C'est l'excellent documentaire Con la pata quebrada de Diego Galan qui ouvre le bal dès ce soir à 19h. Ce film de montage explore le cinéma espagnol des années 30 à nos jours pour en tirer une réflexion passionnante sur  l'évolution de la place de la femme dans la société espagnole au cours du XXe siècle. Il sera précédé d'un extrait présenté en avant-première mondiale du film collectif Yo decido / El tren de la libertad dans lequel une soixantaine de cinéastes espagnoles s'expriment autour du mouvement de protestation contre la reforme restrictive de la loi sur l'avortement. Suivra ensuite La herida de Fernando Franco, récompensé à San Sebastian et Cinespana en 2013, et qui a valu un Goya de la meilleure actrice à Marian Álvarez.

Une première soirée extrêmement riche, à l'image du reste du festival, qui présentera notamment Canibal de Manuel Martín Cuenca, également récompensé à San Sebastian, En ningún lugar, Don Luis Buñuel de Laurence Garret, le regard très personnel et poétique d’une jeune cinéaste française sur Luis Bunuel et son imaginaire, ou encore Hermosa juventud de Jaime Rosales, sélectionné dans la section Un Certain Regard au dernier Festival de Cannes.

La convivialité sera également au rendez-vous avec des dégustations de produits espagnols, des rencontres avec les différentes équipes de films et une soirée spéciale "Fête de la musique" le 21 juin.

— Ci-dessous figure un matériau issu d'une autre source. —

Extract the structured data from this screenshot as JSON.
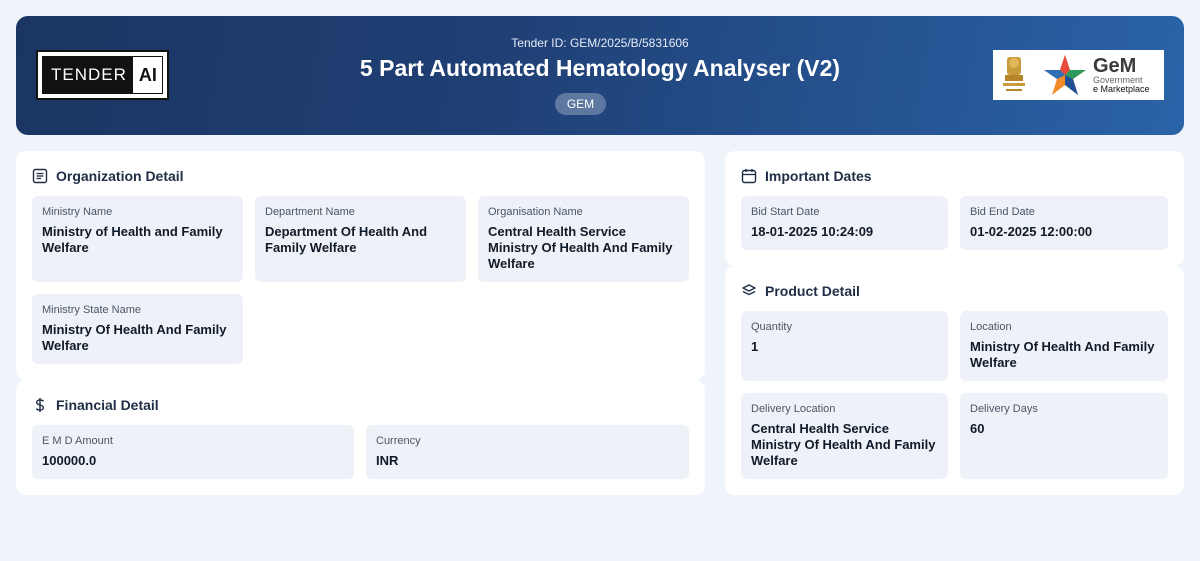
{
  "header": {
    "logo_left": {
      "part1": "TENDER",
      "part2": "AI"
    },
    "tender_id": "Tender ID: GEM/2025/B/5831606",
    "title": "5 Part Automated Hematology Analyser (V2)",
    "badge": "GEM",
    "logo_right": {
      "big": "GeM",
      "small": "Government",
      "small2": "e Marketplace"
    }
  },
  "organization": {
    "title": "Organization Detail",
    "icon": "list-icon",
    "fields": [
      {
        "label": "Ministry Name",
        "value": "Ministry of Health and Family Welfare"
      },
      {
        "label": "Department Name",
        "value": "Department Of Health And Family Welfare"
      },
      {
        "label": "Organisation Name",
        "value": "Central Health Service Ministry Of Health And Family Welfare"
      },
      {
        "label": "Ministry State Name",
        "value": "Ministry Of Health And Family Welfare"
      }
    ]
  },
  "financial": {
    "title": "Financial Detail",
    "icon": "dollar-icon",
    "fields": [
      {
        "label": "E M D Amount",
        "value": "100000.0"
      },
      {
        "label": "Currency",
        "value": "INR"
      }
    ]
  },
  "dates": {
    "title": "Important Dates",
    "icon": "calendar-icon",
    "fields": [
      {
        "label": "Bid Start Date",
        "value": "18-01-2025 10:24:09"
      },
      {
        "label": "Bid End Date",
        "value": "01-02-2025 12:00:00"
      }
    ]
  },
  "product": {
    "title": "Product Detail",
    "icon": "layers-icon",
    "fields": [
      {
        "label": "Quantity",
        "value": "1"
      },
      {
        "label": "Location",
        "value": "Ministry Of Health And Family Welfare"
      },
      {
        "label": "Delivery Location",
        "value": "Central Health Service Ministry Of Health And Family Welfare"
      },
      {
        "label": "Delivery Days",
        "value": "60"
      }
    ]
  }
}
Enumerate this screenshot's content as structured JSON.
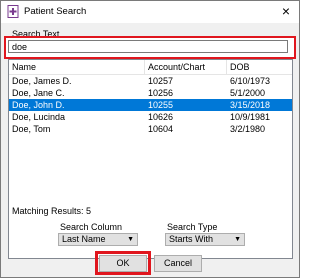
{
  "window": {
    "title": "Patient Search"
  },
  "search": {
    "label": "Search Text",
    "value": "doe"
  },
  "list": {
    "columns": [
      "Name",
      "Account/Chart",
      "DOB"
    ],
    "rows": [
      {
        "name": "Doe, James D.",
        "account": "10257",
        "dob": "6/10/1973",
        "selected": false
      },
      {
        "name": "Doe, Jane C.",
        "account": "10256",
        "dob": "5/1/2000",
        "selected": false
      },
      {
        "name": "Doe, John D.",
        "account": "10255",
        "dob": "3/15/2018",
        "selected": true
      },
      {
        "name": "Doe, Lucinda",
        "account": "10626",
        "dob": "10/9/1981",
        "selected": false
      },
      {
        "name": "Doe, Tom",
        "account": "10604",
        "dob": "3/2/1980",
        "selected": false
      }
    ]
  },
  "results": {
    "text": "Matching Results: 5"
  },
  "search_column": {
    "label": "Search Column",
    "value": "Last Name"
  },
  "search_type": {
    "label": "Search Type",
    "value": "Starts With"
  },
  "buttons": {
    "ok": "OK",
    "cancel": "Cancel"
  },
  "colors": {
    "highlight": "#e0161e",
    "selection": "#0078d7"
  }
}
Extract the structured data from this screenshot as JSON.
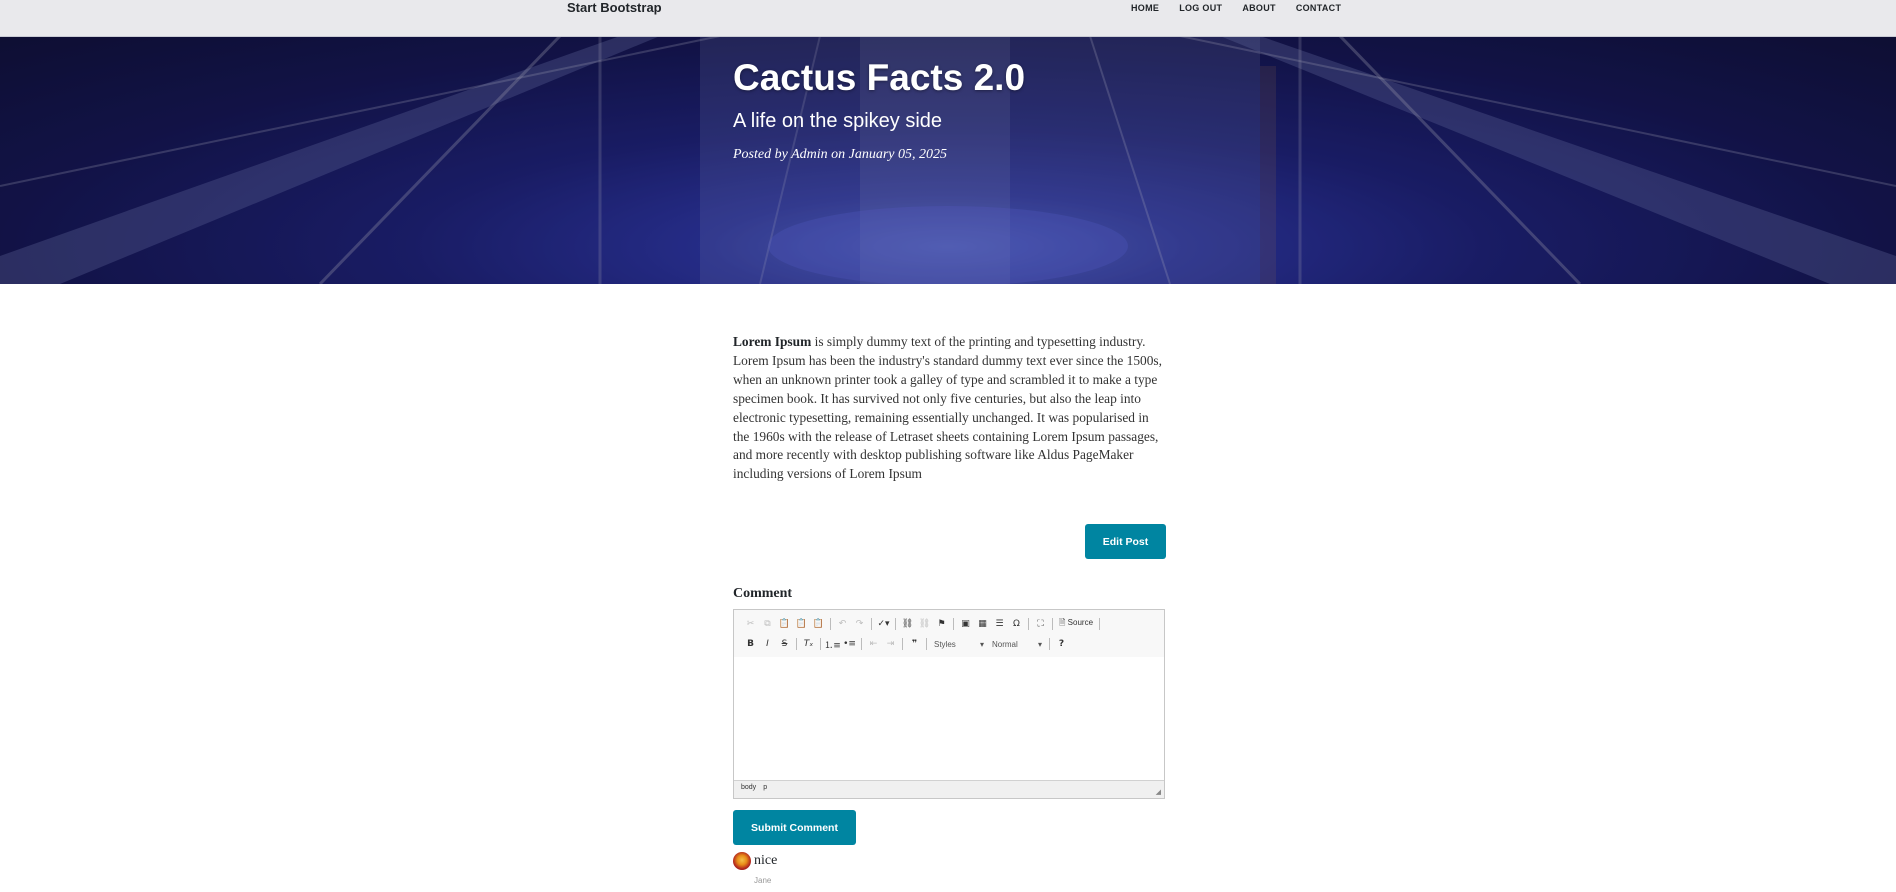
{
  "navbar": {
    "brand": "Start Bootstrap",
    "links": [
      "Home",
      "Log Out",
      "About",
      "Contact"
    ]
  },
  "hero": {
    "title": "Cactus Facts 2.0",
    "subtitle": "A life on the spikey side",
    "meta": "Posted by Admin on January 05, 2025"
  },
  "article": {
    "lead": "Lorem Ipsum",
    "body": " is simply dummy text of the printing and typesetting industry. Lorem Ipsum has been the industry's standard dummy text ever since the 1500s, when an unknown printer took a galley of type and scrambled it to make a type specimen book. It has survived not only five centuries, but also the leap into electronic typesetting, remaining essentially unchanged. It was popularised in the 1960s with the release of Letraset sheets containing Lorem Ipsum passages, and more recently with desktop publishing software like Aldus PageMaker including versions of Lorem Ipsum"
  },
  "edit_button": "Edit Post",
  "comment_form": {
    "label": "Comment",
    "editor": {
      "source_label": "Source",
      "styles_label": "Styles",
      "format_label": "Normal",
      "path": [
        "body",
        "p"
      ]
    },
    "submit_label": "Submit Comment"
  },
  "comments": [
    {
      "text": "nice",
      "author": "Jane"
    }
  ],
  "colors": {
    "accent": "#0085a1",
    "hero_blue": "#2e37a8",
    "navbar_bg": "#e9e9ec"
  }
}
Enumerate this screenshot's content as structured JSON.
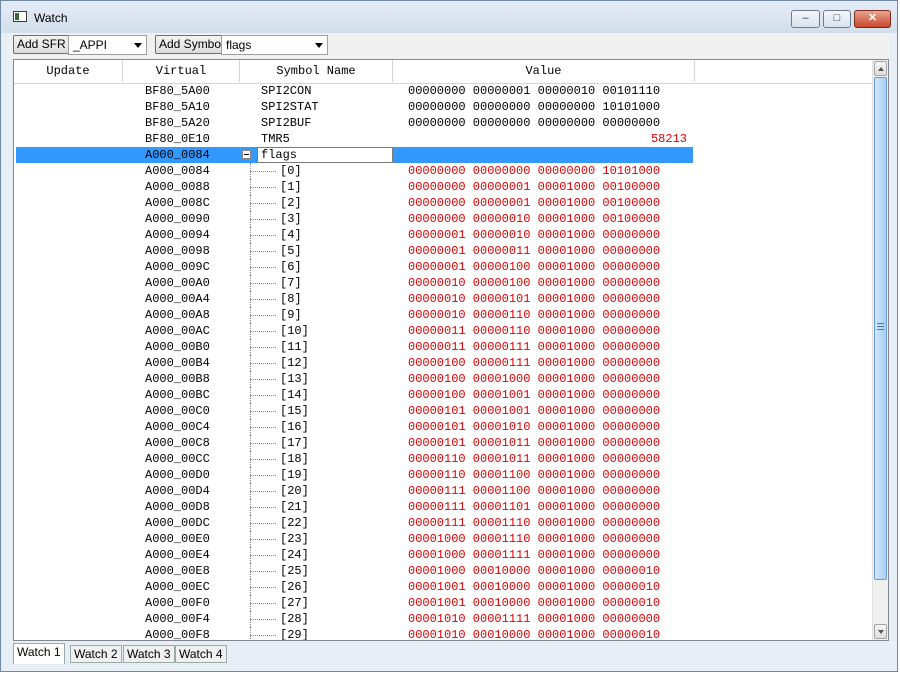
{
  "window": {
    "title": "Watch"
  },
  "toolbar": {
    "add_sfr_label": "Add SFR",
    "sfr_combo_value": "_APPI",
    "add_symbol_label": "Add Symbol",
    "symbol_combo_value": "flags"
  },
  "columns": [
    "Update",
    "Virtual",
    "Symbol Name",
    "Value"
  ],
  "sfr_rows": [
    {
      "virtual": "BF80_5A00",
      "symbol": "SPI2CON",
      "value": "00000000 00000001 00000010 00101110"
    },
    {
      "virtual": "BF80_5A10",
      "symbol": "SPI2STAT",
      "value": "00000000 00000000 00000000 10101000"
    },
    {
      "virtual": "BF80_5A20",
      "symbol": "SPI2BUF",
      "value": "00000000 00000000 00000000 00000000"
    },
    {
      "virtual": "BF80_0E10",
      "symbol": "TMR5",
      "value": "58213"
    }
  ],
  "selected_row": {
    "virtual": "A000_0084",
    "symbol": "flags",
    "value": ""
  },
  "array_rows": [
    {
      "virtual": "A000_0084",
      "index": "[0]",
      "value": "00000000 00000000 00000000 10101000"
    },
    {
      "virtual": "A000_0088",
      "index": "[1]",
      "value": "00000000 00000001 00001000 00100000"
    },
    {
      "virtual": "A000_008C",
      "index": "[2]",
      "value": "00000000 00000001 00001000 00100000"
    },
    {
      "virtual": "A000_0090",
      "index": "[3]",
      "value": "00000000 00000010 00001000 00100000"
    },
    {
      "virtual": "A000_0094",
      "index": "[4]",
      "value": "00000001 00000010 00001000 00000000"
    },
    {
      "virtual": "A000_0098",
      "index": "[5]",
      "value": "00000001 00000011 00001000 00000000"
    },
    {
      "virtual": "A000_009C",
      "index": "[6]",
      "value": "00000001 00000100 00001000 00000000"
    },
    {
      "virtual": "A000_00A0",
      "index": "[7]",
      "value": "00000010 00000100 00001000 00000000"
    },
    {
      "virtual": "A000_00A4",
      "index": "[8]",
      "value": "00000010 00000101 00001000 00000000"
    },
    {
      "virtual": "A000_00A8",
      "index": "[9]",
      "value": "00000010 00000110 00001000 00000000"
    },
    {
      "virtual": "A000_00AC",
      "index": "[10]",
      "value": "00000011 00000110 00001000 00000000"
    },
    {
      "virtual": "A000_00B0",
      "index": "[11]",
      "value": "00000011 00000111 00001000 00000000"
    },
    {
      "virtual": "A000_00B4",
      "index": "[12]",
      "value": "00000100 00000111 00001000 00000000"
    },
    {
      "virtual": "A000_00B8",
      "index": "[13]",
      "value": "00000100 00001000 00001000 00000000"
    },
    {
      "virtual": "A000_00BC",
      "index": "[14]",
      "value": "00000100 00001001 00001000 00000000"
    },
    {
      "virtual": "A000_00C0",
      "index": "[15]",
      "value": "00000101 00001001 00001000 00000000"
    },
    {
      "virtual": "A000_00C4",
      "index": "[16]",
      "value": "00000101 00001010 00001000 00000000"
    },
    {
      "virtual": "A000_00C8",
      "index": "[17]",
      "value": "00000101 00001011 00001000 00000000"
    },
    {
      "virtual": "A000_00CC",
      "index": "[18]",
      "value": "00000110 00001011 00001000 00000000"
    },
    {
      "virtual": "A000_00D0",
      "index": "[19]",
      "value": "00000110 00001100 00001000 00000000"
    },
    {
      "virtual": "A000_00D4",
      "index": "[20]",
      "value": "00000111 00001100 00001000 00000000"
    },
    {
      "virtual": "A000_00D8",
      "index": "[21]",
      "value": "00000111 00001101 00001000 00000000"
    },
    {
      "virtual": "A000_00DC",
      "index": "[22]",
      "value": "00000111 00001110 00001000 00000000"
    },
    {
      "virtual": "A000_00E0",
      "index": "[23]",
      "value": "00001000 00001110 00001000 00000000"
    },
    {
      "virtual": "A000_00E4",
      "index": "[24]",
      "value": "00001000 00001111 00001000 00000000"
    },
    {
      "virtual": "A000_00E8",
      "index": "[25]",
      "value": "00001000 00010000 00001000 00000010"
    },
    {
      "virtual": "A000_00EC",
      "index": "[26]",
      "value": "00001001 00010000 00001000 00000010"
    },
    {
      "virtual": "A000_00F0",
      "index": "[27]",
      "value": "00001001 00010000 00001000 00000010"
    },
    {
      "virtual": "A000_00F4",
      "index": "[28]",
      "value": "00001010 00001111 00001000 00000000"
    },
    {
      "virtual": "A000_00F8",
      "index": "[29]",
      "value": "00001010 00010000 00001000 00000010"
    }
  ],
  "tabs": [
    "Watch 1",
    "Watch 2",
    "Watch 3",
    "Watch 4"
  ],
  "active_tab": "Watch 1",
  "colors": {
    "changed_value": "#e00000",
    "selection": "#3399ff"
  }
}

Dans un paysage européen morose où le cinéma espagnol s'est imposé ces dernières années comme l'un des plus singuliers et audacieux, en perpétuelle évolution, il est donc chaudement recommandé aux cinéphiles et aux curieux de profiter de cette nouvelle édition de Différent ! pour faire le plein d'un autre cinéma, comme une salutaire bouffée d'oxygène cinématographique.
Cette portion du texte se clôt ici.